Овчаренко дал длинную очередь — и черная фигура предателя неловко качнулась из-за дерева — он рухнул в пыльную траву. На секунду показалась голова немецкого офицера, и я сразил его. Овчаренко радостно вскрикнул, вскочил с земли, застрочил из автомата. В ту же минуту его прошила немецкая пулеметная очередь. Непредвиденная задержка стоила нам жизни товарища. Я тихо отполз за толстое дерево и, пригнувшись, побежал догонять своих. То, что я увидел, поразило меня: убит минер Миша, радистка ранена в ногу и сильно хромает.

— Прикрой нас, — попросил я Крикуненко, — подбежал к радистке, снял с нее тяжелый ящик радиостанции. — Давай я понесу. С такой тяжестью ты не дойдешь.

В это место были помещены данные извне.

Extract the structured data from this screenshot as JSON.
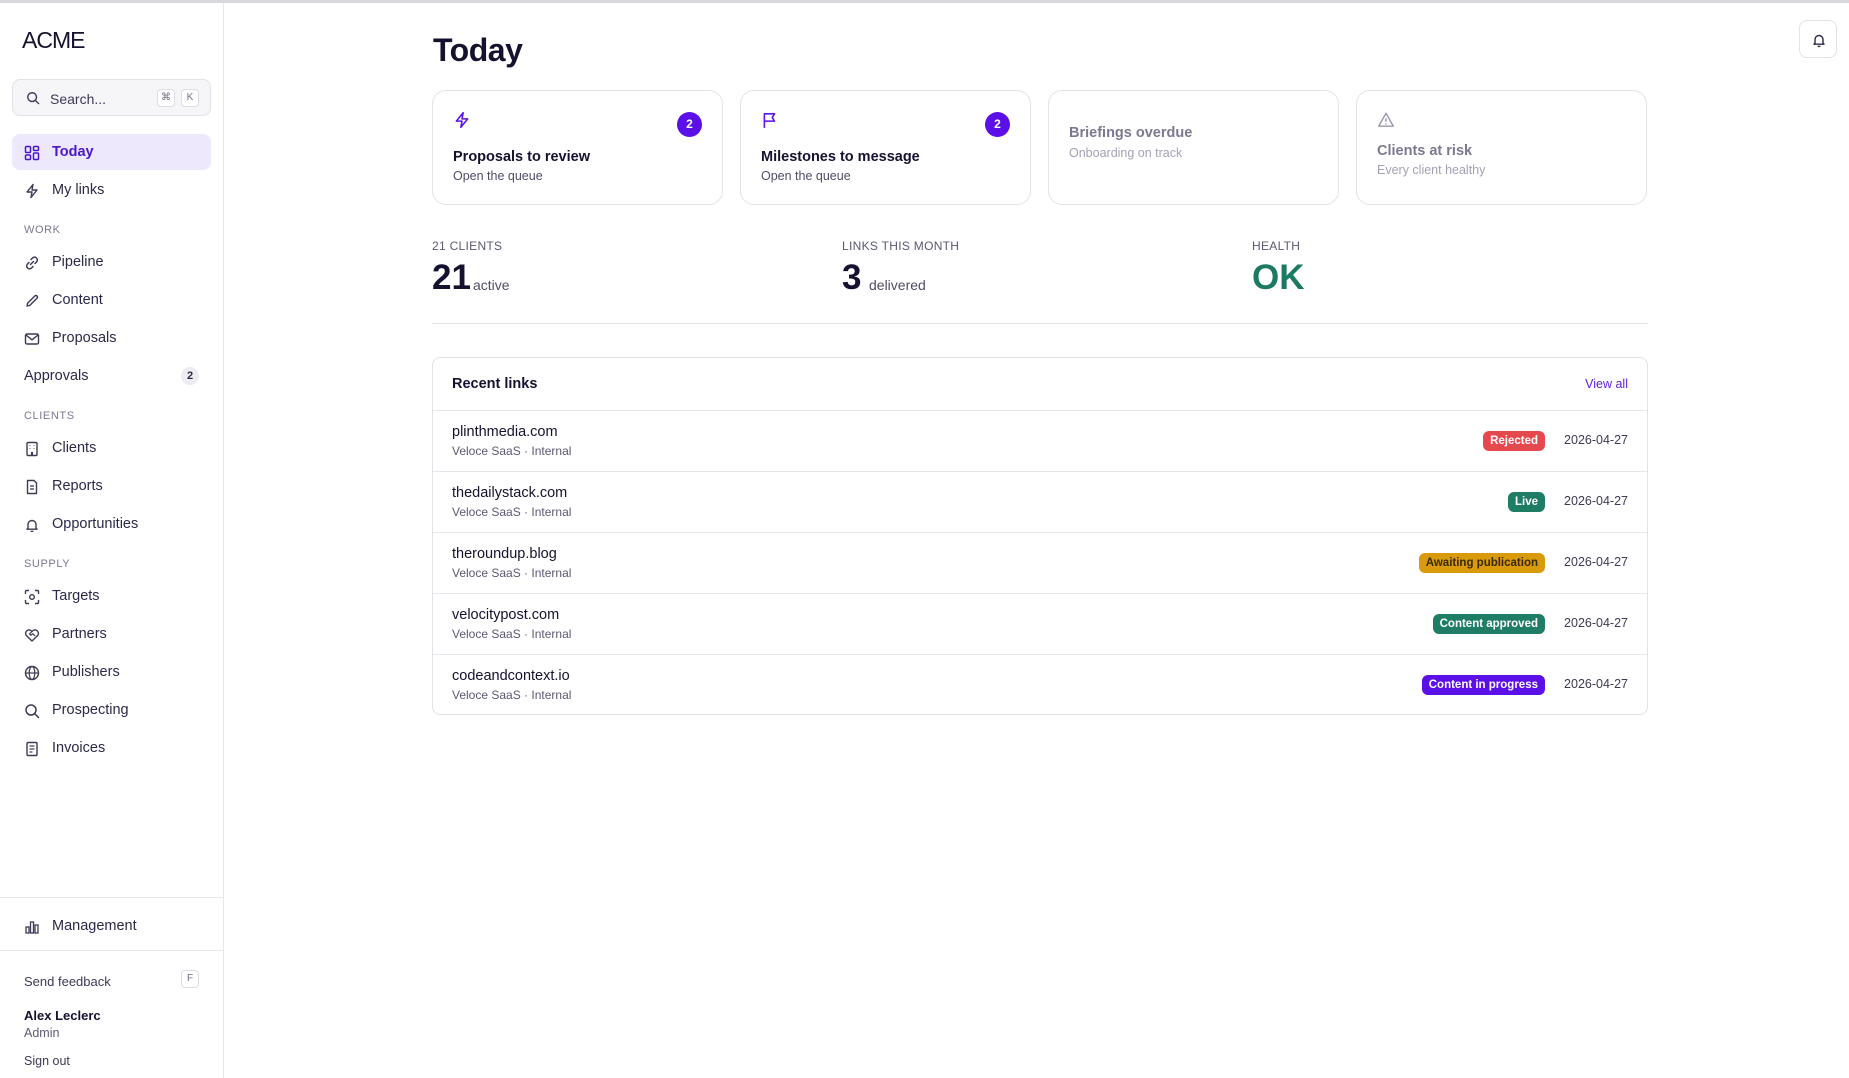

От дерева, за которым укрылся Крикуненко, послышался стон. Я подбежал к другу. Сквозь левый рукав его пиджака сочилась кровь. Вокруг густо щелкали пули, и я подумал, что в любую секунду могу быть также ранен и даже убит. Положение, в котором мы оказались, было тяжелым.

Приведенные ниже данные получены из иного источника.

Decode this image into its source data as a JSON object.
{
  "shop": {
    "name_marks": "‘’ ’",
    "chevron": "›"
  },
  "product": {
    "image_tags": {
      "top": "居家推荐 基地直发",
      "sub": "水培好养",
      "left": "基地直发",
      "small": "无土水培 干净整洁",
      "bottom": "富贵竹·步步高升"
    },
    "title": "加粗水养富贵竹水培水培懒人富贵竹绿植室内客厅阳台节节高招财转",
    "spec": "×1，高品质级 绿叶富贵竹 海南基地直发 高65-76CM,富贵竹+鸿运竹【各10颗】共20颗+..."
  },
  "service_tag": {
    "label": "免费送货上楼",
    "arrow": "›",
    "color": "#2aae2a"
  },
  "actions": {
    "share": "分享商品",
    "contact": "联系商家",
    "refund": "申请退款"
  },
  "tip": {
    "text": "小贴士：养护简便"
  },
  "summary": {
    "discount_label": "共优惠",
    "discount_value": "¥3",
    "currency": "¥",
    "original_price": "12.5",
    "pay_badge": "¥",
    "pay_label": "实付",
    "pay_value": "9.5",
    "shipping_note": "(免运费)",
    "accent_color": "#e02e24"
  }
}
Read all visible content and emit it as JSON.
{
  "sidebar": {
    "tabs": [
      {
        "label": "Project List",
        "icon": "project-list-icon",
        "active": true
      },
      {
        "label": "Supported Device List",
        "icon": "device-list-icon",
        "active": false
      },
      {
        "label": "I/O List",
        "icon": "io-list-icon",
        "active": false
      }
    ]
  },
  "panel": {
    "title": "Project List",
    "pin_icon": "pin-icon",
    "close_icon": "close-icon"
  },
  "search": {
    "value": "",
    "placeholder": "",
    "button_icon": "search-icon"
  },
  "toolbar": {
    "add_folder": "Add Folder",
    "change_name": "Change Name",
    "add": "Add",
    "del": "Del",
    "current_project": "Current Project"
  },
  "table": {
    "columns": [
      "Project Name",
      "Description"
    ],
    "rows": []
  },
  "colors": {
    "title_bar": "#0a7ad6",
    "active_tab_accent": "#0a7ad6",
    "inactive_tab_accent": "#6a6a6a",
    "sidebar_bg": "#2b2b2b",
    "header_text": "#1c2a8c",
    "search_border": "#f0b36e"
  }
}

— Ничего, — сквозь зубы сказал Крикуненко, — чуть зацепило левую руку. Правая цела, так что я могу стрелять и кидать гранаты.

— Надо уходить, — торопил я товарища. — Под таким огнем мы долго не выдержим и зря погибнем. Будем подстреливать их поодиночке.

— Хорошо, идем. Сейчас я угощу гадов хорошенько, — Крикуненко приподнялся и ловко метнул в фашистов одну за другой три гранаты. Послышались озлобленные крики, ругань.

Пользуясь замешательством врагов, мы стали отходить. Шагов через пятьдесят наткнулись на мертвую радистку. Она лежала у подножья гнилого пня, крепко сжимая маленькими руками пистолет. Крикуненко склонился над девушкой, взял пистолет, прикрыл ее лицо.

— Прощай, Лена, прощай, — с дрожью в голосе проговорил Крикуненко и зло погрозил фашистам большим узловатым кулаком.

Пули свистели над нашими головами, осыпая нас сбитыми с деревьев ветвями.

— Идем, — снова поторопил я Крикуненко, — иначе попадем в ловушку.

— Нет, — возразил Крикуненко, — идти придется тебе одному. Беги, пока нас не окружили. Я останусь и задержу их.

В совете Крикуненко было много разумного. Кто-то из нас должен был добраться до отряда, доставить радиостанцию, сообщить наконец, в какую страшную беду мы попали. Но я не мог оставить раненого товарища одного. Мы укрылись за деревьями и открыли ожесточенный огонь по преследователям, а когда каратели немного приутихли, поднялись и побежали по лесу. В небольшом овраге зарыли свертки с бесшумными пистолетами. Это оружие давно уже просили с «Большой земли» наши партизаны, и мы старались, чтобы оно не попало в руки оккупантов. Радиостанцию решили нести с собой.

Едва мы покинули овраг, за нами снова раздались выстрелы. Неужели не удастся уйти от карателей? Задерживаемся на мгновение, отстреливаемся и снова отступаем. У нас еще достаточно гранат и патронов, но мы только двое, и один из нас ранен. Крикуненко старается не подавать вида, крепится, но я знаю, что ему тяжело. Рукав пиджака потемнел от крови, лицо побледнело, глаза лихорадочно блестят. Если фашисты не прекратят погони, мы не выдержим. Скорее бы стемнело.